William A. Herbert, CSEA's senior counsel, argued that the court took that amendment to the Civil Service Law out of context. According to Mr. Herbert, who wrote an amicus brief in support of the earlier PERB ruling, that section of the law has been changed multiple times over the years to fix various defects that have surfaced.

"The Legislature has repeatedly added language to cover flaws of that law," he asserted. "The majority took that legislative action and twisted it to get their result to knock out what PERB ruled. What the court essentially did was mix apples and oranges."

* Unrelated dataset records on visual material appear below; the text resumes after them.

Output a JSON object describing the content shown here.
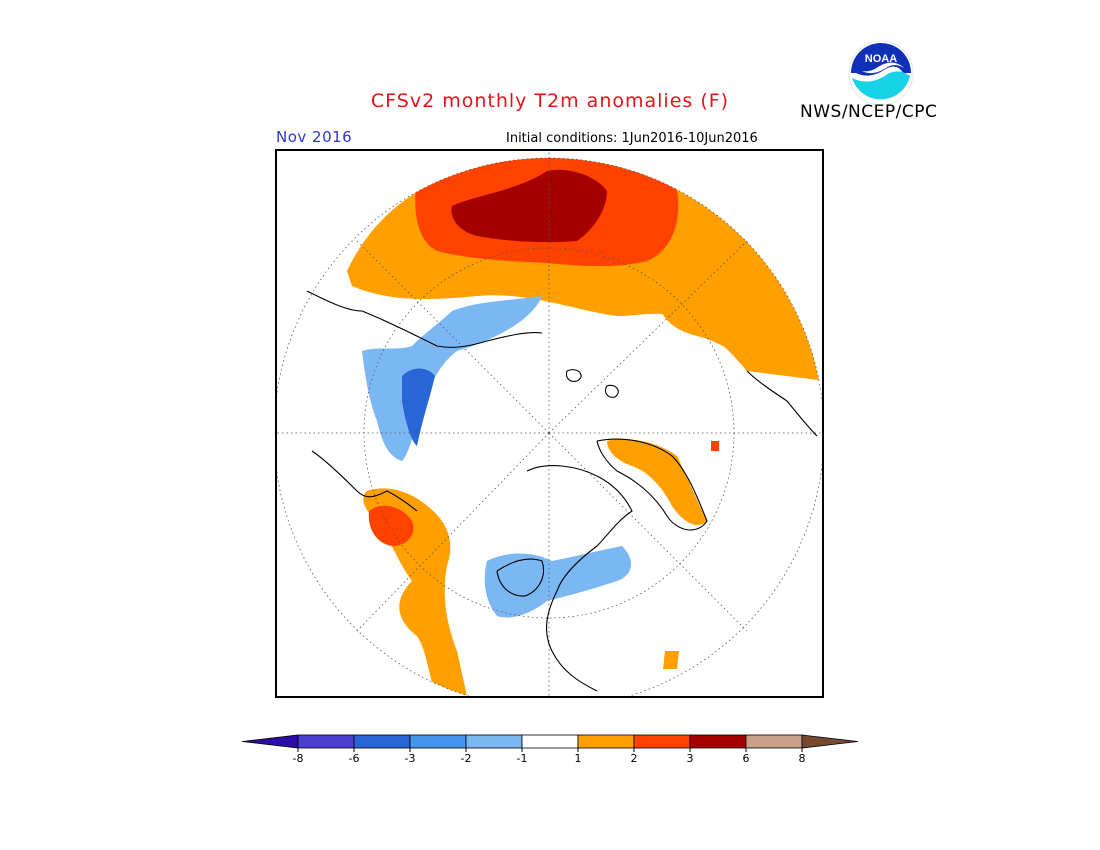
{
  "header": {
    "title": "CFSv2 monthly T2m anomalies (F)",
    "agency": "NWS/NCEP/CPC",
    "logo_text": "NOAA",
    "valid_month": "Nov 2016",
    "initial_conditions": "Initial conditions: 1Jun2016-10Jun2016"
  },
  "colors": {
    "title": "#e8131a",
    "month": "#2a35d8",
    "land_outline": "#000000"
  },
  "legend": {
    "bins": [
      {
        "color": "#2c0da6"
      },
      {
        "color": "#4a3fd2"
      },
      {
        "color": "#2766d4"
      },
      {
        "color": "#4594ed"
      },
      {
        "color": "#7bb8f3"
      },
      {
        "color": "#ffffff"
      },
      {
        "color": "#ffa000"
      },
      {
        "color": "#ff4200"
      },
      {
        "color": "#a50000"
      },
      {
        "color": "#c9a08a"
      },
      {
        "color": "#77492f"
      }
    ],
    "tick_labels": [
      "-8",
      "-6",
      "-3",
      "-2",
      "-1",
      "1",
      "2",
      "3",
      "6",
      "8"
    ]
  },
  "map": {
    "projection": "north polar stereographic",
    "regions": [
      {
        "name": "north-pacific-warm",
        "anomaly_bin": "1 to 2"
      },
      {
        "name": "north-pacific-hot",
        "anomaly_bin": "2 to 3"
      },
      {
        "name": "north-pacific-core",
        "anomaly_bin": "3 to 6"
      },
      {
        "name": "central-asia-cold",
        "anomaly_bin": "-3 to -1"
      },
      {
        "name": "central-asia-cold-core",
        "anomaly_bin": "-6 to -3"
      },
      {
        "name": "western-europe-warm",
        "anomaly_bin": "1 to 2"
      },
      {
        "name": "iberia-hot",
        "anomaly_bin": "2 to 3"
      },
      {
        "name": "canada-cool",
        "anomaly_bin": "-2 to -1"
      },
      {
        "name": "greenland-warm",
        "anomaly_bin": "1 to 2"
      }
    ]
  }
}
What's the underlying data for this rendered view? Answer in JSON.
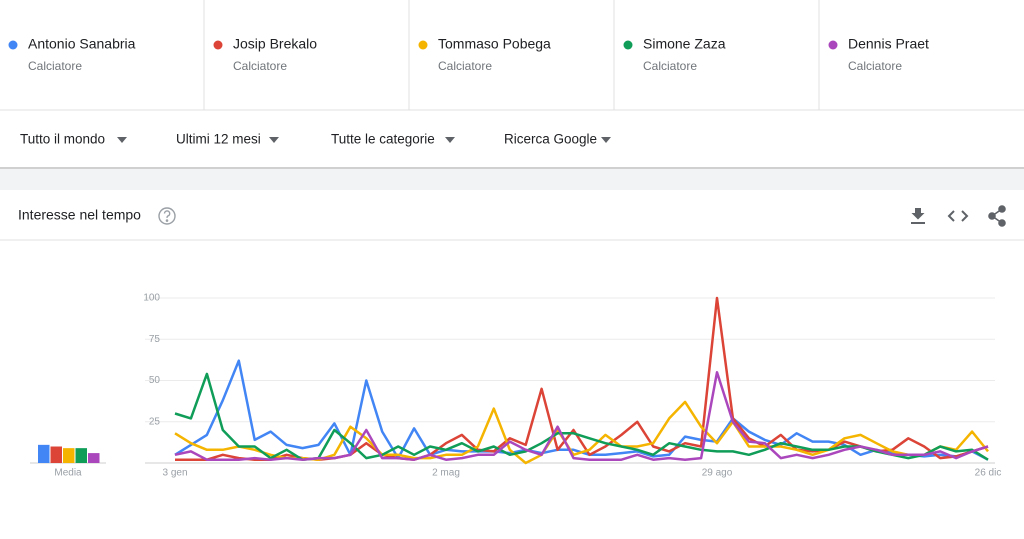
{
  "filters": [
    "Tutto il mondo",
    "Ultimi 12 mesi",
    "Tutte le categorie",
    "Ricerca Google"
  ],
  "panel": {
    "title": "Interesse nel tempo"
  },
  "chart_data": {
    "type": "line",
    "categories": [
      "3 gen",
      null,
      null,
      null,
      null,
      null,
      null,
      null,
      null,
      null,
      null,
      null,
      null,
      null,
      null,
      null,
      null,
      "2 mag",
      null,
      null,
      null,
      null,
      null,
      null,
      null,
      null,
      null,
      null,
      null,
      null,
      null,
      null,
      null,
      null,
      "29 ago",
      null,
      null,
      null,
      null,
      null,
      null,
      null,
      null,
      null,
      null,
      null,
      null,
      null,
      null,
      null,
      null,
      "26 dic"
    ],
    "series": [
      {
        "name": "Antonio Sanabria",
        "subtitle": "Calciatore",
        "color": "#4285f4",
        "average": 11,
        "values": [
          5,
          11,
          17,
          38,
          62,
          14,
          19,
          11,
          9,
          11,
          24,
          5,
          50,
          19,
          3,
          21,
          5,
          8,
          7,
          7,
          7,
          6,
          8,
          6,
          8,
          8,
          5,
          5,
          6,
          7,
          4,
          5,
          16,
          14,
          13,
          27,
          19,
          14,
          11,
          18,
          13,
          13,
          11,
          5,
          8,
          6,
          5,
          4,
          5,
          4,
          7,
          2
        ]
      },
      {
        "name": "Josip Brekalo",
        "subtitle": "Calciatore",
        "color": "#db4437",
        "average": 10,
        "values": [
          2,
          2,
          2,
          5,
          3,
          2,
          2,
          5,
          3,
          2,
          3,
          5,
          12,
          5,
          3,
          2,
          5,
          12,
          17,
          8,
          7,
          15,
          11,
          45,
          8,
          20,
          5,
          10,
          17,
          25,
          10,
          7,
          12,
          10,
          100,
          27,
          15,
          10,
          17,
          8,
          7,
          8,
          13,
          10,
          7,
          8,
          15,
          10,
          3,
          4,
          7,
          10
        ]
      },
      {
        "name": "Tommaso Pobega",
        "subtitle": "Calciatore",
        "color": "#f4b400",
        "average": 9,
        "values": [
          18,
          12,
          8,
          8,
          10,
          8,
          5,
          3,
          3,
          2,
          5,
          22,
          15,
          5,
          5,
          3,
          3,
          5,
          5,
          10,
          33,
          8,
          0,
          5,
          20,
          5,
          8,
          17,
          10,
          10,
          12,
          27,
          37,
          22,
          12,
          25,
          10,
          10,
          10,
          8,
          5,
          8,
          15,
          17,
          12,
          7,
          5,
          5,
          10,
          8,
          19,
          7
        ]
      },
      {
        "name": "Simone Zaza",
        "subtitle": "Calciatore",
        "color": "#0f9d58",
        "average": 9,
        "values": [
          30,
          27,
          54,
          20,
          10,
          10,
          3,
          8,
          2,
          3,
          20,
          12,
          3,
          5,
          10,
          5,
          10,
          8,
          12,
          7,
          10,
          5,
          7,
          12,
          18,
          18,
          15,
          12,
          10,
          8,
          5,
          12,
          10,
          8,
          7,
          7,
          5,
          8,
          12,
          10,
          8,
          8,
          10,
          10,
          7,
          5,
          3,
          5,
          10,
          7,
          8,
          2
        ]
      },
      {
        "name": "Dennis Praet",
        "subtitle": "Calciatore",
        "color": "#ab47bc",
        "average": 6,
        "values": [
          5,
          7,
          2,
          2,
          2,
          3,
          2,
          3,
          2,
          3,
          3,
          5,
          20,
          3,
          3,
          2,
          5,
          2,
          3,
          5,
          5,
          13,
          8,
          5,
          22,
          3,
          2,
          2,
          2,
          5,
          2,
          3,
          2,
          3,
          55,
          25,
          13,
          12,
          3,
          5,
          3,
          5,
          8,
          10,
          8,
          5,
          5,
          5,
          7,
          3,
          7,
          10
        ]
      }
    ],
    "average_label": "Media",
    "ylim": [
      0,
      100
    ],
    "yticks": [
      25,
      50,
      75,
      100
    ],
    "grid": true
  }
}
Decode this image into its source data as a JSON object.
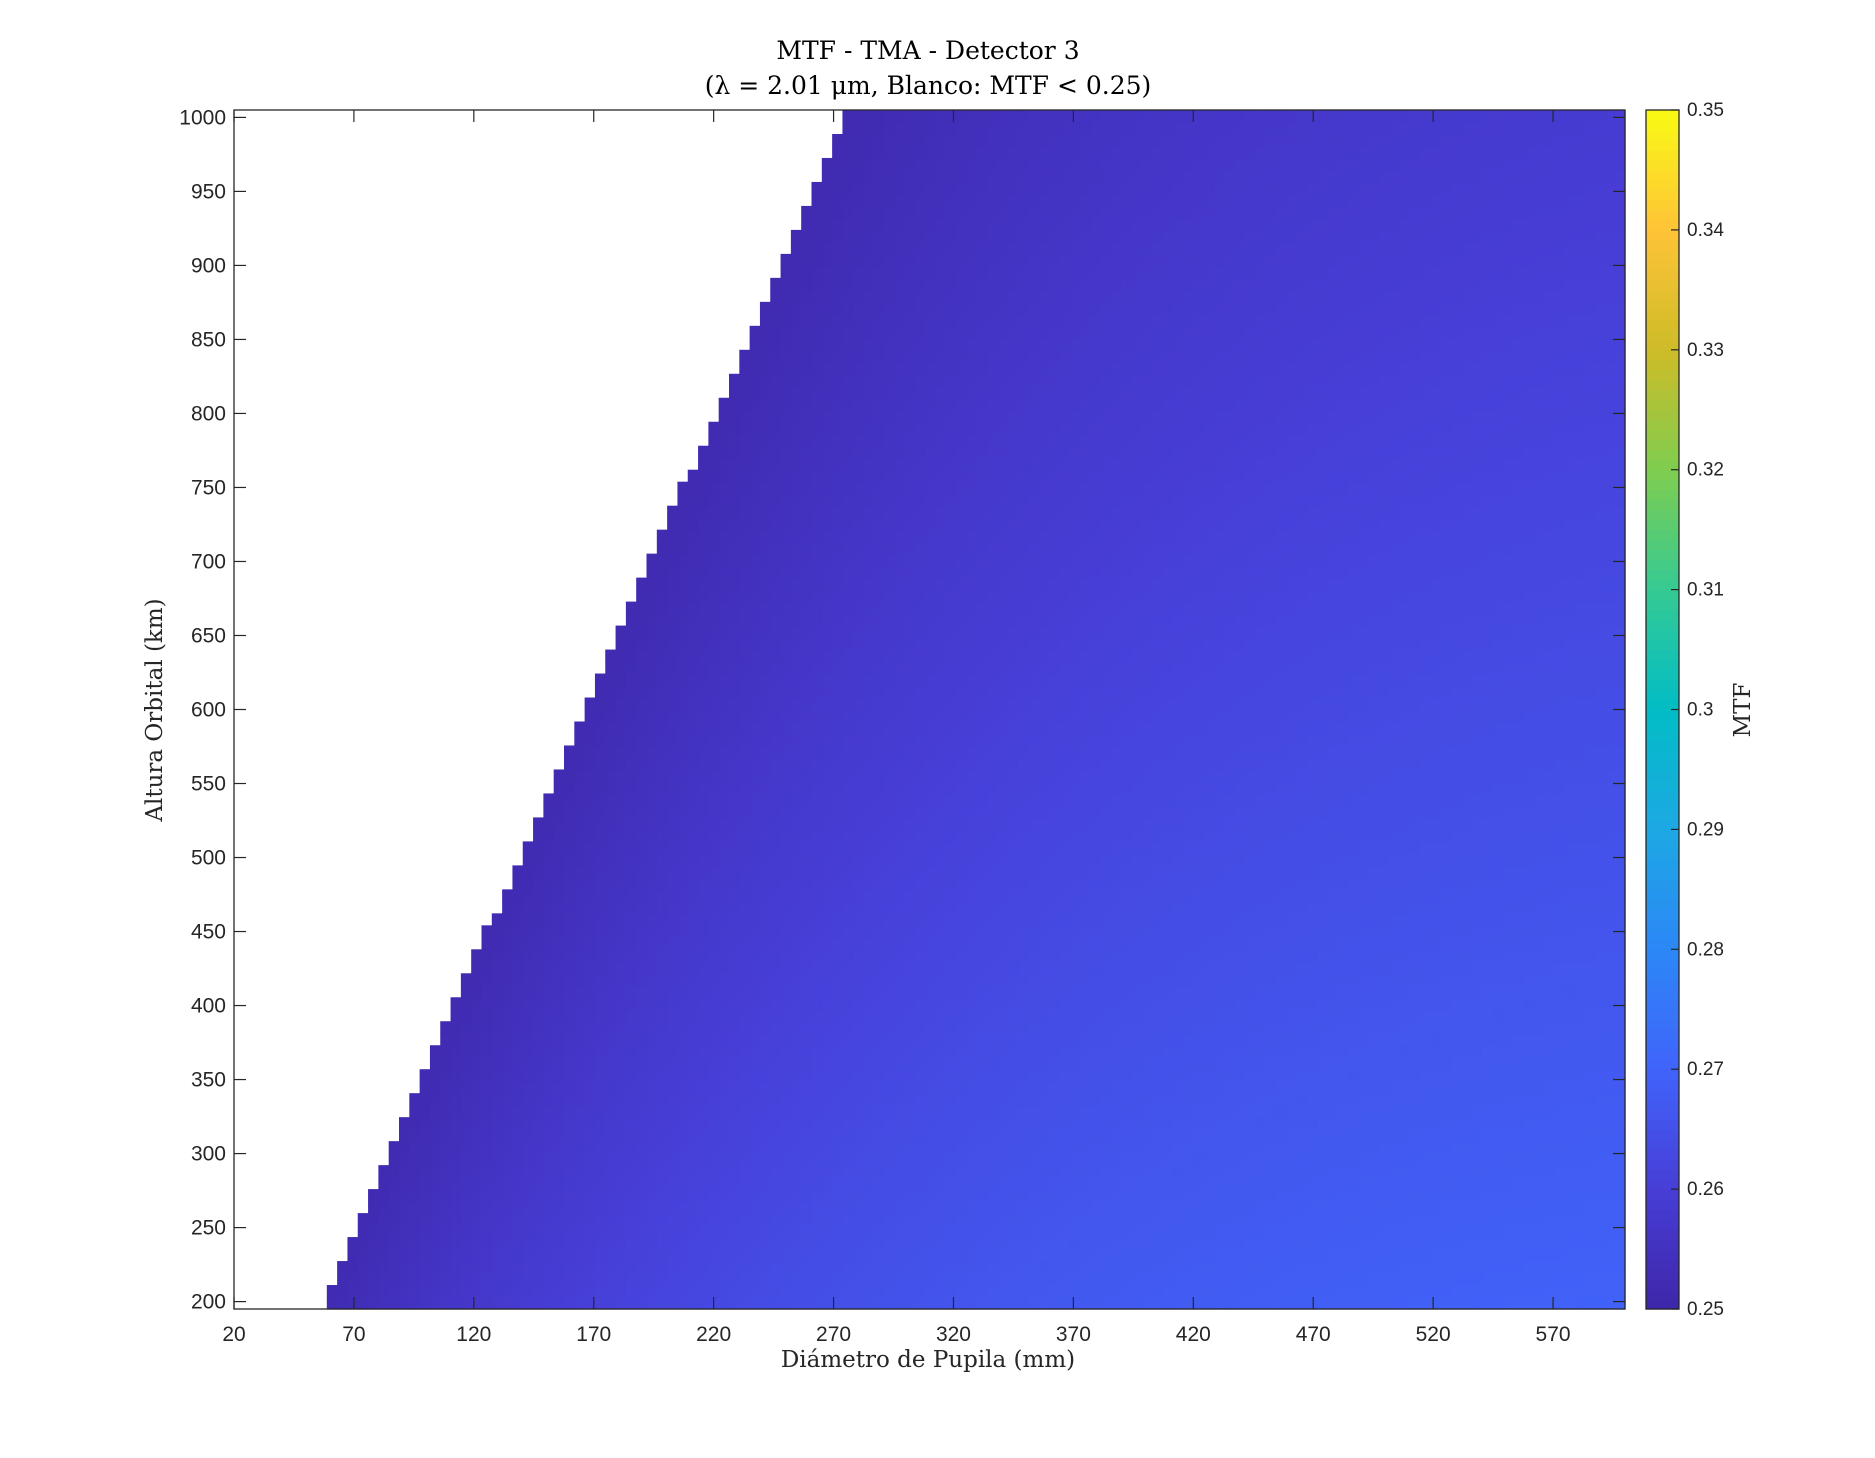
{
  "chart_data": {
    "type": "heatmap",
    "title": "MTF - TMA - Detector 3",
    "subtitle": "(λ = 2.01 μm, Blanco: MTF < 0.25)",
    "xlabel": "Diámetro de Pupila (mm)",
    "ylabel": "Altura Orbital (km)",
    "colorbar_label": "MTF",
    "xlim": [
      20,
      600
    ],
    "ylim": [
      195,
      1005
    ],
    "clim": [
      0.25,
      0.35
    ],
    "x_ticks": [
      "20",
      "70",
      "120",
      "170",
      "220",
      "270",
      "320",
      "370",
      "420",
      "470",
      "520",
      "570"
    ],
    "y_ticks": [
      "200",
      "250",
      "300",
      "350",
      "400",
      "450",
      "500",
      "550",
      "600",
      "650",
      "700",
      "750",
      "800",
      "850",
      "900",
      "950",
      "1000"
    ],
    "colorbar_ticks": [
      "0.25",
      "0.26",
      "0.27",
      "0.28",
      "0.29",
      "0.3",
      "0.31",
      "0.32",
      "0.33",
      "0.34",
      "0.35"
    ],
    "colormap": "parula",
    "masked_color": "#ffffff",
    "threshold": 0.25,
    "threshold_boundary": [
      {
        "altitude": 200,
        "diameter": 55
      },
      {
        "altitude": 1000,
        "diameter": 273
      }
    ],
    "sample_values": [
      {
        "diameter": 60,
        "altitude": 200,
        "mtf": 0.252
      },
      {
        "diameter": 300,
        "altitude": 1000,
        "mtf": 0.252
      },
      {
        "diameter": 590,
        "altitude": 1000,
        "mtf": 0.265
      },
      {
        "diameter": 590,
        "altitude": 200,
        "mtf": 0.275
      },
      {
        "diameter": 300,
        "altitude": 200,
        "mtf": 0.272
      },
      {
        "diameter": 590,
        "altitude": 600,
        "mtf": 0.27
      }
    ]
  }
}
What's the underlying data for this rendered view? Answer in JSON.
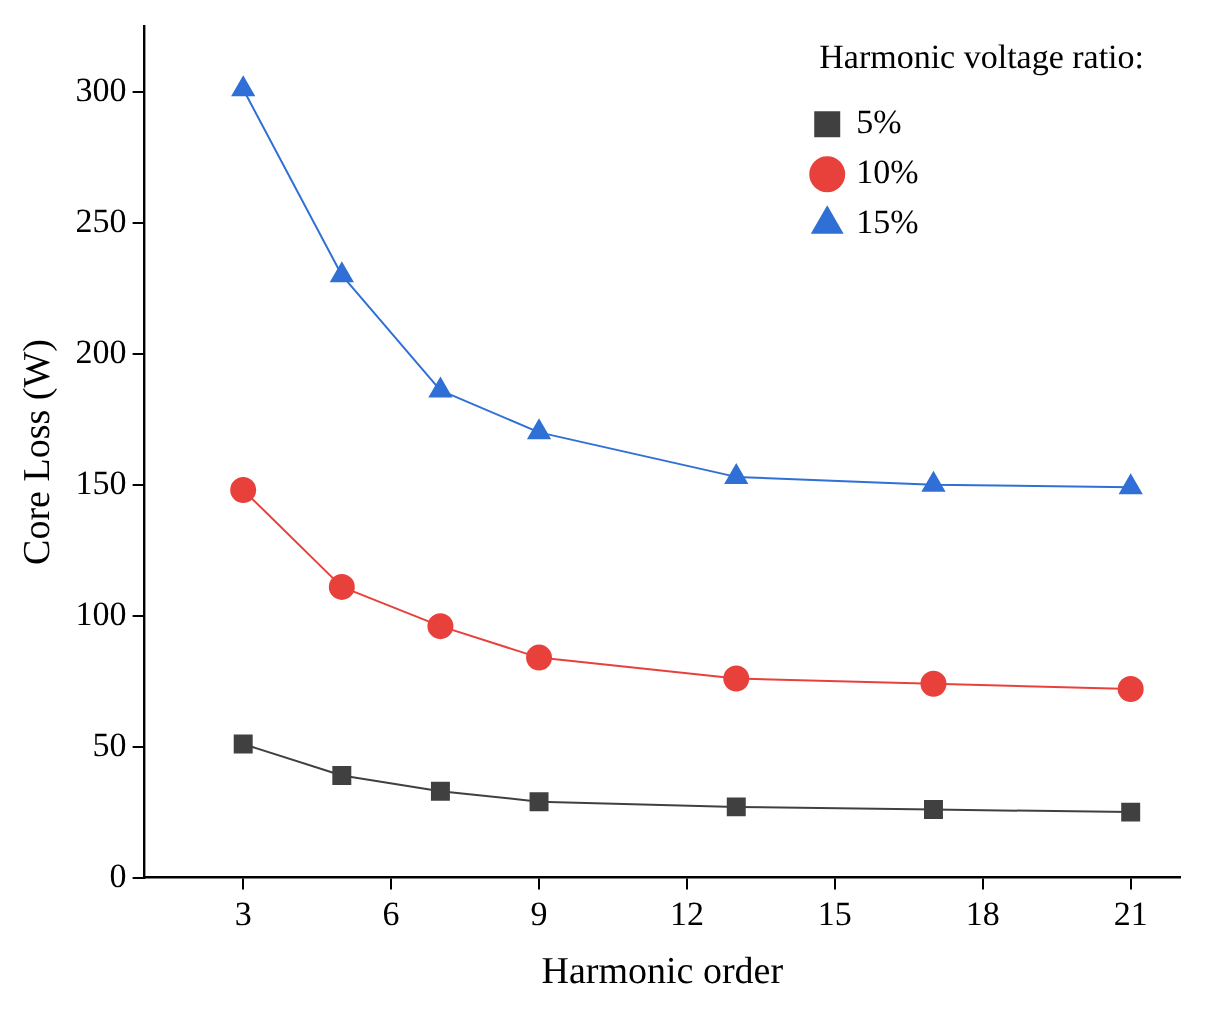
{
  "chart_data": {
    "type": "line",
    "xlabel": "Harmonic order",
    "ylabel": "Core Loss (W)",
    "legend_title": "Harmonic voltage ratio:",
    "legend": "top right",
    "grid": false,
    "x": [
      3,
      5,
      7,
      9,
      13,
      17,
      21
    ],
    "xlim": [
      1,
      22
    ],
    "xticks": [
      3,
      6,
      9,
      12,
      15,
      18,
      21
    ],
    "ylim": [
      0,
      325
    ],
    "yticks": [
      0,
      50,
      100,
      150,
      200,
      250,
      300
    ],
    "series": [
      {
        "name": "5%",
        "color": "#404040",
        "marker": "square",
        "values": [
          51,
          39,
          33,
          29,
          27,
          26,
          25
        ]
      },
      {
        "name": "10%",
        "color": "#e8413c",
        "marker": "circle",
        "values": [
          148,
          111,
          96,
          84,
          76,
          74,
          72
        ]
      },
      {
        "name": "15%",
        "color": "#2f6fd6",
        "marker": "triangle",
        "values": [
          301,
          230,
          186,
          170,
          153,
          150,
          149
        ]
      }
    ]
  }
}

He argued that having a union representative present during a disciplinary interview should be a fundamental right. "In this day and age, it's shocking that a majority of the Court of Appeals would conclude that a simple right to have a union representative present during a disciplinary interview is not protected by the Taylor Law," he asserted.

'Changes the Dynamic'

The decision, Mr. Herbert speculated, will change the way future lower-court decisions are handled. "It's a standard principle that the courts defer to administrative agencies," he said. "If the Appeals Court is now going to overrule those administrations, it will change the dynamic of administrative law. It creates a bad precedent in that it's not granting deference."

But Mr. Lefkowitz, who previously worked with Mr. Herbert at CSEA, said that he believed the ruling applied only to a specific case. "I don't think it has implications for the broad spectrum of the cases PERB decides," he observed. "I don't see that decision as a significant change in the direction that PERB goes. They just said we made a mistake here."

In her dissenting opinion, Judge Kaye wrote that the Taylor Law implicitly assures employees the right to union counsel when facing discipline, since that is one of the privileges tied to belonging to a labor organization. She said that right was "consistent with the most fundamental purposes" of the Taylor Law.

But the majority decision ruled that the Taylor Law does not include language tied to "mutual aid and protection" that was a major factor in the Weingarten case. "The right to union representation at disciplinary interviews ... is not inherent in the right to participate in a union," Judge Smith stated.

As a result, under Section 75 of the Civil Service Law, NYC Transit was merely barred from using against him any statements Mr. Komarnitskiy made during the meeting, he added.

'Shows Glaring Inequities'

Ed Watt, Local 100's secretary-treasurer, said the decision "draws attention to the glaring inequities" in the Taylor Law. "It's disappointing the courts are not on the side of the working people, and they are certainly not on the side of the unions," he said during a phone interview. "It's all part and parcel with the improper practices that management is allowed to get away with under the Taylor Law. When management can violate the Taylor Law flagrantly with no penalties, we absolutely have to amend the law."

Mr. Lefkowitz said changes were likely. "I feel quite certain that there will be a bill put before the Legislature by people who support PERB's decision to make this law," he remarked, referring to adding Weingarten rights.

Asked whether he would support such an amendment, he responded, "I think it's not unlikely we would, but I have to consult with the [other] two [PERB] members to decide with them."

He called the issue "a priority for us to resolve."